Pero hoy os queríamos hablar del programa que se emitió esta última semana y que trataba el tema del derrumbe inmobiliario que estamos viviendo este último año… y sobre todo de sus víctimas.
En un momento económicamente complicado como es el actual, resulta reiterativo el hablar de la crisis. Realmente es algo que está ahí, pero no por ello el mundo deja de girar. Nuestra vida, con sus altibajos, va a continuar más o menos inalterada, a no ser que nos veamos afectados por el paro o, como en el caso que nos ocupa, por unas deudas insoportables.
Esto es lo que les ha sucedido a los protagonistas de “Ladrillos Rotos”. Gente que creyó haber encontrado el dorado en forma de una hipoteca con un Euribor bajo. Pero que ahora cuando viene el momento de agarrarse los machos, recortar gastos superfluos, pues se dan cuenta de que no son más que unos pobres diablos que no tienen más que deudas. Son los nuevos esclavos (de las deudas).
En el programa los reporteros hicieron un recorrido por diferentes casos extremos. Desde los gañanes desdentados que deciden montarse su chiringuito de “reformas y otros menesteres” en pleno desplome del castillo de naipes inmobiliario, hasta el alma caritativa que avaló a un subsahariano para comprarse un piso y ahora no sabe donde meterse los recibos. Son historias de personas que se tragaron a pies juntillas eso de que los pisos no bajaban y que no podían dejar la oportunidad de hacerse ricos, que iban a acceder al Olimpo de los propietarios.

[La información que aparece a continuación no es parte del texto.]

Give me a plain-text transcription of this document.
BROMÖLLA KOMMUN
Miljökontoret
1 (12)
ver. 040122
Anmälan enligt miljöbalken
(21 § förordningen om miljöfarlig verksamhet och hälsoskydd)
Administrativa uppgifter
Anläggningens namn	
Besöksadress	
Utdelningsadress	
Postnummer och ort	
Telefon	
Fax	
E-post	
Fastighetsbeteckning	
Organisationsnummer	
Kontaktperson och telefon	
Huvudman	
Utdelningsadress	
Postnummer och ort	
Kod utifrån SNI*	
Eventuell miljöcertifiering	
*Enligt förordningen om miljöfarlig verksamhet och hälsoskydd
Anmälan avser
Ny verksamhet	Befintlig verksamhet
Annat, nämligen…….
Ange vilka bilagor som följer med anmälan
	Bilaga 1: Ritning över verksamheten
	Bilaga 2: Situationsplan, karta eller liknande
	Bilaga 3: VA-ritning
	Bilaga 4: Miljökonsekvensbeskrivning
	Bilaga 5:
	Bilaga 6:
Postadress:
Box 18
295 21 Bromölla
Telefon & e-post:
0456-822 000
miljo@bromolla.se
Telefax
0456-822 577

Callejeros tiene el acierto de presentar no sólo a las victimas, sino también a los verdugos que se quieren hacer pasar por víctimas. Es el caso de un promotor inmobiliario al que la crisis crediticia le ha dejado con nosecuantos loft pretenciosos sin vender. Al hombre este no se le ocurre otra cosa que organizar cenas en los loft, para que las parejitas “con ambiciones” se dejen llevar en la imaginiación y decidan comprarse un acogedor loft de 230 metros cuadrados. Lo mejor, el detalle de la chimenea, pretendidamente de diseño, que más bien parece un infiernillo de gas donde recalentar las salchichas del DIA, que desde luego va a ser la base de la alimentación de gran parte de los endeudados.
Vamos, la debacle en directo de un país donde todo el mundo se creyó que se podía ser rico sin trabajar duro. El ostión brutal de una realidad que devuelve el país al lugar que le corresponde: un quiero y no puedo permanente.
Poco más que comentar salvo el montaje del programa, que resulta insoportablemente rápido e inconexo, más propio de un videoclip technotrance que de un reportaje. Un follón, vamos.

Lo que sí esta muy bien, sobresaliente diría yo, es la labor de preproducción del programa. Los personajes son sencillamente asombrosos. Por eso resulta un tanto triste que no se les saque más partido con un poco más de visión de juego, intentando contar historias. Pues esta historia, la de un país donde todos se creyeron millonarios de la noche a la mañana, ha de ser contada con pelos y señales.
Es por esta razón que desde Film The Freak os recomendamos encarecidamente que disfrutéis con este gran programa, precursor del género documentalista desde hoy conocido como Inmobiliario-Survival-Horror.